Qui intervient, sur quelles références, et ce que financent les aides
Certifications et référentiels sur lesquels nous travaillons
ASLANE intervient sous qualification RGE QualiBAT — « Reconnu Garant de l'Environnement » —, la mention exigée par les dispositifs d'aide publics pour les travaux d'efficacité énergétique. Cette qualification suppose des références de chantiers contrôlées, des compétences vérifiées et un audit périodique : elle se renouvelle, elle ne s'achète pas.
Nos visites d'entretien s'appuient sur le NF DTU 68.3 pour le réseau, les débits et la mise en œuvre, et sur les débits réglementaires de l'arrêté du 24 mars 1982 relatif à l'aération des logements. Les préconisations de fréquence de remplacement des filtres reprennent les guides publiés par l'ADEME sur la ventilation des logements ; les ordres de grandeur d'efficacité que nous citons dépendent de l'isolation, de l'étanchéité à l'air et des usages, et nous nous refusons à les présenter comme un résultat contractuel.
Nous entretenons les centrales des fabricants établis sur le marché français de la ventilation — Aldes, Atlantic, Unelvent, Zehnder notamment — en suivant les préconisations de nettoyage et les références de filtres propres à chaque modèle, et nous vous laissons un rapport de mesures à l'issue de la visite.
Aides : ce qui est finançable, et ce qui ne l'est pas
Premier point, sans détour : l'entretien d'une VMC n'est pas subventionné. Ni MaPrimeRénov', ni les CEE ne financent une visite de maintenance — ce sont des dispositifs de travaux. Le seul levier applicable est la TVA à taux réduit sur les prestations d'entretien lorsque les conditions d'ancienneté du logement sont réunies. Toute promesse contraire mérite votre méfiance.
Second point, pour le remplacement : depuis la réforme du 1er septembre 2026, une VMC double flux n'ouvre droit à MaPrimeRénov' que dans le cadre d'une rénovation d'ampleur, c'est-à-dire d'un bouquet de travaux visant un gain d'au moins deux classes énergétiques, avec accompagnement obligatoire. Le parcours par geste isolé n'est plus mobilisable pour cet équipement.
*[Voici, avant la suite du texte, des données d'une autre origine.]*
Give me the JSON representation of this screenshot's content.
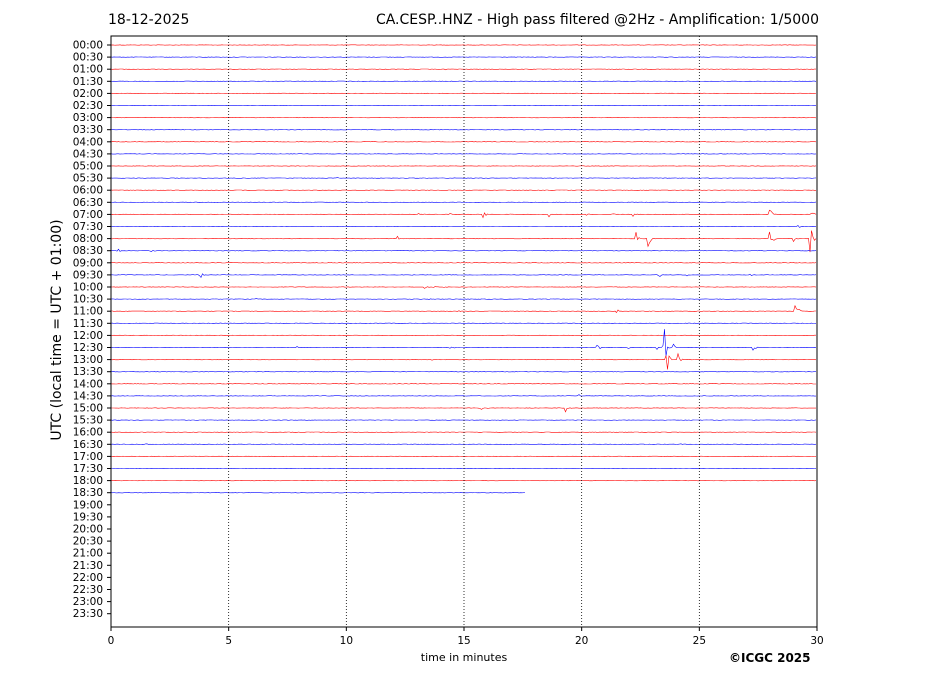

ASLANE est mandataire agréé Anah : nous pouvons déposer et suivre le dossier pour vous, mandat financier compris. Ce statut ne crée aucune éligibilité — il fluidifie une démarche à laquelle votre projet ouvre droit, ou non. Lors de l'étude, nous vous disons dans quel cas vous vous situez avant tout engagement.
Références citées : NF DTU 68.3 « Installations de ventilation mécanique » ; arrêté du 24 mars 1982 relatif à l'aération des logements ; NF EN 12831 (calcul des déperditions de base) ; guides ADEME sur la ventilation des logements ; données Météo-France station Lyon-Bron (DJU annuel 2 312,6 ; janvier 4,1 °C ; record 41,4 °C en août 2023) ; qualification RGE QualiBAT ; agrément mandataire Anah.